7th President of Pomona College
- In office July 1, 1969 – July 1, 1991
- Preceded by: E. Wilson Lyon
- Succeeded by: Peter W. Stanley

16th President of Rhodes College
- In office 1965–1969
- Preceded by: Peyton Nalle Rhodes
- Succeeded by: William L. Bowden

Personal details
- Born: John David Alexander October 18, 1932 Springfield, Tennessee
- Died: July 25, 2010 (aged 77) Claremont, California
- Spouse: Catharine C. Alexander
- Children: 3, including Julia
- Education: Southwestern at Memphis College Christ Church, Oxford
- Profession: Academic

= David Alexander (college president) =

University administrator (1932 – 2010)

John David Alexander CBE (October 18, 1932 – July 25, 2010) was an American academic who served as president of Pomona College during a period of time where he led a major expansion of the school, and served as US National Secretary for the Rhodes Trust, overseeing the selection process for recipients of the Rhodes Scholarship from the United States.

== Early life and education ==
Alexander was born on October 18, 1932, in Springfield, Tennessee. He was raised in Princeton, Kentucky and graduated from Southwestern at Memphis College, now known as Rhodes College, graduating Phi Beta Kappa and with honors in Greek language, and then attended Louisville Presbyterian Theological Seminary. He was selected as a Rhodes Scholar in 1954 and was awarded a doctorate in theology from Christ Church, Oxford, where he studied Greek, Hebrew and church history.

== Career ==
After returning to the United States, he taught at San Francisco Theological Seminary. He became the president of Southwestern at Memphis in 1965, where he desegregated the college's network of fraternities and sororities. At 33, Alexander was one of the youngest college presidents in the United States and was the first alumnus to serve in the position.

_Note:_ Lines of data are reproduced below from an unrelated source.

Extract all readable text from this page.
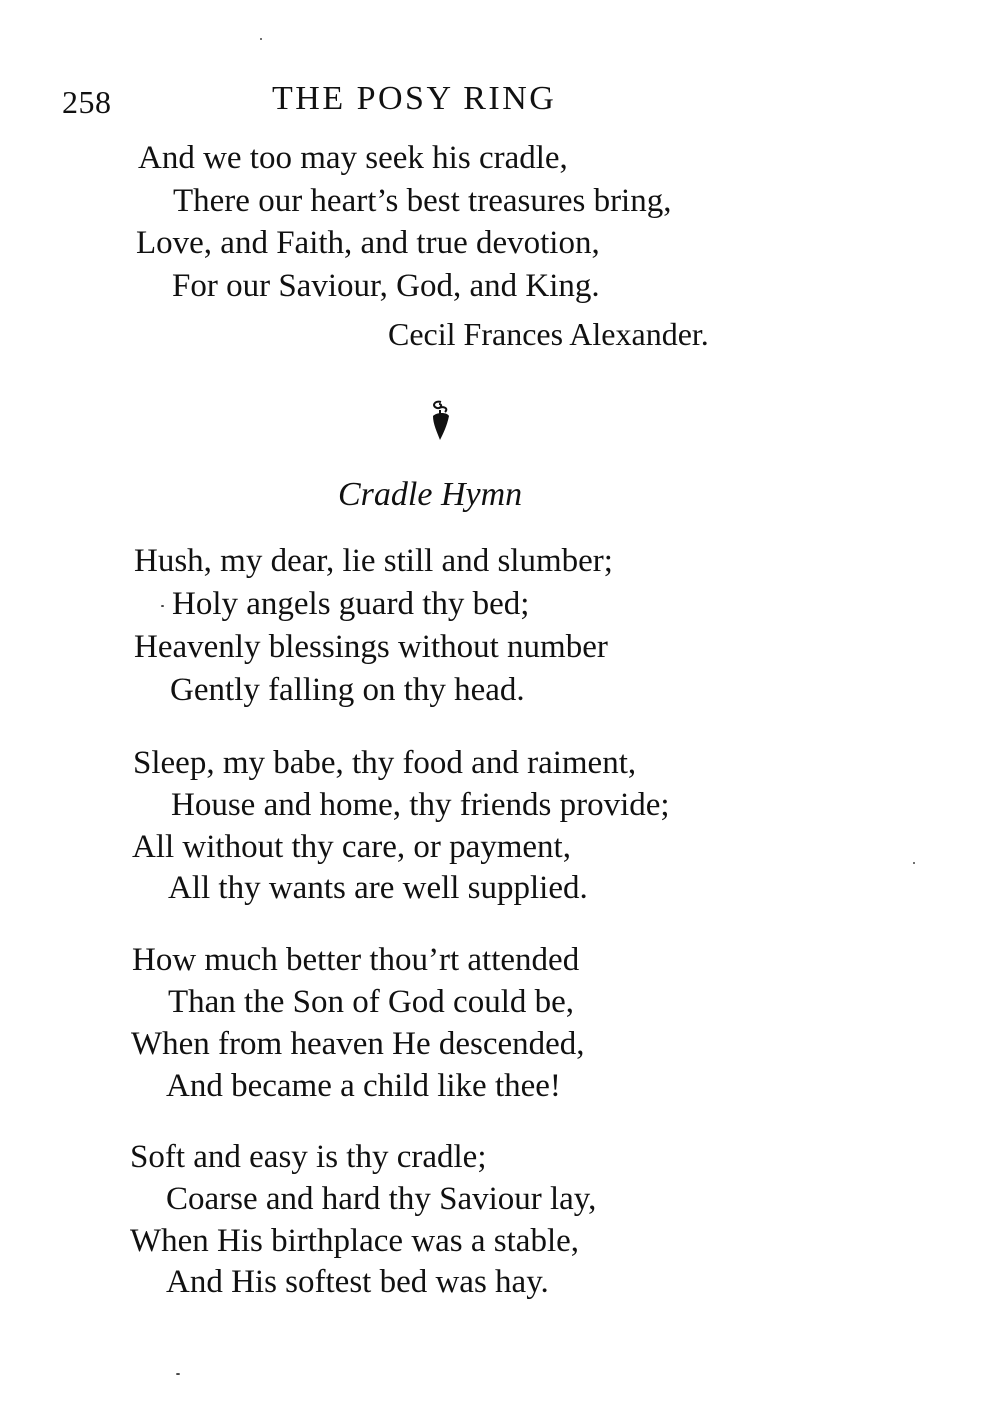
258	THE POSY RING
And we too may seek his cradle,
There our heart’s best treasures bring,
Love, and Faith, and true devotion,
For our Saviour, God, and King.
Cecil Frances Alexander.
Cradle Hymn
Hush, my dear, lie still and slumber;
Holy angels guard thy bed;
Heavenly blessings without number
Gently falling on thy head.
Sleep, my babe, thy food and raiment,
House and home, thy friends provide;
All without thy care, or payment,
All thy wants are well supplied.
How much better thou’rt attended
Than the Son of God could be,
When from heaven He descended,
And became a child like thee!
Soft and easy is thy cradle;
Coarse and hard thy Saviour lay,
When His birthplace was a stable,
And His softest bed was hay.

He was named president of Pomona College on January 13, 1969. During his more than two decades at the nationally ranked liberal arts college, he oversaw a major expansion in the school's endowment from $24 million to $296 million and the construction of numerous new buildings on its campus in Claremont, California. He emphasized an element of formality in the college's academic life.

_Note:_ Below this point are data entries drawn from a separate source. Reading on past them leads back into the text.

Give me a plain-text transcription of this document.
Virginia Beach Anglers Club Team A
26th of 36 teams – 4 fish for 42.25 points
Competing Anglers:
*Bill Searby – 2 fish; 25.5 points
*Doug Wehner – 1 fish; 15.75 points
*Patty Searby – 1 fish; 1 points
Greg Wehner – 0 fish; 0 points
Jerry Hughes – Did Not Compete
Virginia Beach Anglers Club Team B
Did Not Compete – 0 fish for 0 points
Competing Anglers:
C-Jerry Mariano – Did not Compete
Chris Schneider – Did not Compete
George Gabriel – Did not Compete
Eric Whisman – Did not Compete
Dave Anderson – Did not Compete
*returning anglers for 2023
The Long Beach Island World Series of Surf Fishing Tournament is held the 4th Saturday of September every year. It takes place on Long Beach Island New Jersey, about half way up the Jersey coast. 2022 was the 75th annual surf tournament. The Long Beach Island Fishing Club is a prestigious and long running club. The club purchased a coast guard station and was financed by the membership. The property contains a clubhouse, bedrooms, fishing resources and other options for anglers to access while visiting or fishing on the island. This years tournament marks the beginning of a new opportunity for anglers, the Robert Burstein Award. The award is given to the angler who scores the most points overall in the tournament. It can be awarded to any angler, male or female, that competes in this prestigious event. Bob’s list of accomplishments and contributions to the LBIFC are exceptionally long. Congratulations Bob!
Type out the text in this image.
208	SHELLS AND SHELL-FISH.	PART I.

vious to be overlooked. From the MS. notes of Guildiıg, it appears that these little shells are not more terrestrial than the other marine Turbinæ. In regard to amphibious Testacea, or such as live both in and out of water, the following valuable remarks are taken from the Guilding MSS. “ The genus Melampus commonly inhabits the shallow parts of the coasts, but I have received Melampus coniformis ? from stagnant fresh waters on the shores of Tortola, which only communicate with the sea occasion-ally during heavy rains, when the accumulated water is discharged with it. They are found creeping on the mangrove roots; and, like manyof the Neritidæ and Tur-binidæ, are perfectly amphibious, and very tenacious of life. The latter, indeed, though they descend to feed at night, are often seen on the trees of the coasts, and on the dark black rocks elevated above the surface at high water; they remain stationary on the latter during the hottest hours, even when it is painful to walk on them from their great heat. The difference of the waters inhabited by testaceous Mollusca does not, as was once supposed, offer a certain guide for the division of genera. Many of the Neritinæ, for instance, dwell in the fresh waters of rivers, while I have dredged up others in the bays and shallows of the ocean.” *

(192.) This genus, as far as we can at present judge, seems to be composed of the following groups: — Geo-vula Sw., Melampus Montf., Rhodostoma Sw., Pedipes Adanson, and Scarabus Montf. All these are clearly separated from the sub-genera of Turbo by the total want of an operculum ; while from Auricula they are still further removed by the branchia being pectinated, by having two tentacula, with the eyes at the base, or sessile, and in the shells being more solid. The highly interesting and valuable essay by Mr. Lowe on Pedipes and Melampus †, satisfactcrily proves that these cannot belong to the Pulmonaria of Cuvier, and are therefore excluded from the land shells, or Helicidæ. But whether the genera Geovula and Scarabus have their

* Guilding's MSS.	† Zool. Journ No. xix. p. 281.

He served as U.S. National Secretary to the Rhodes Trust from 1981 to 1998. The Rhodes Trust administers Rhodes Scholarships, which are the oldest and arguably the most prestigious international scholarships in the world. David was responsible for overseeing the selection of candidates for the 32 annual spots designated for residents of the United States to study at the University of Oxford under which students may study any full-time postgraduate course offered by the university. Women first became eligible to be recognized as Rhodes Scholars in 1976 and during his tenure Alexander oversaw efforts to increase the number of scholarships applied for by and awarded to women. The annual selection process overseen by Alexander involved contacting officials at as many as 800 colleges and universities across the country. In 1992, for the first time, half of the Rhodes Scholarships awarded were granted to women. He was designated as a Commander of the Order of the British Empire in 1998 by Queen Elizabeth II for his service to Oxford and was elected as a Fellow of the American Academy of Arts and Sciences in 2006.

== Later life and death ==
Alexander died from cancer at age 77 on July 25, 2010, at his home in Claremont, California.

== Personal life ==
Alexander was married to Catharine Coleman. He had two daughters and a son. His daughter Julia (1967–2025), an art historian and curator, was director of the Walters Art Museum in Maryland from 2013 to 2024.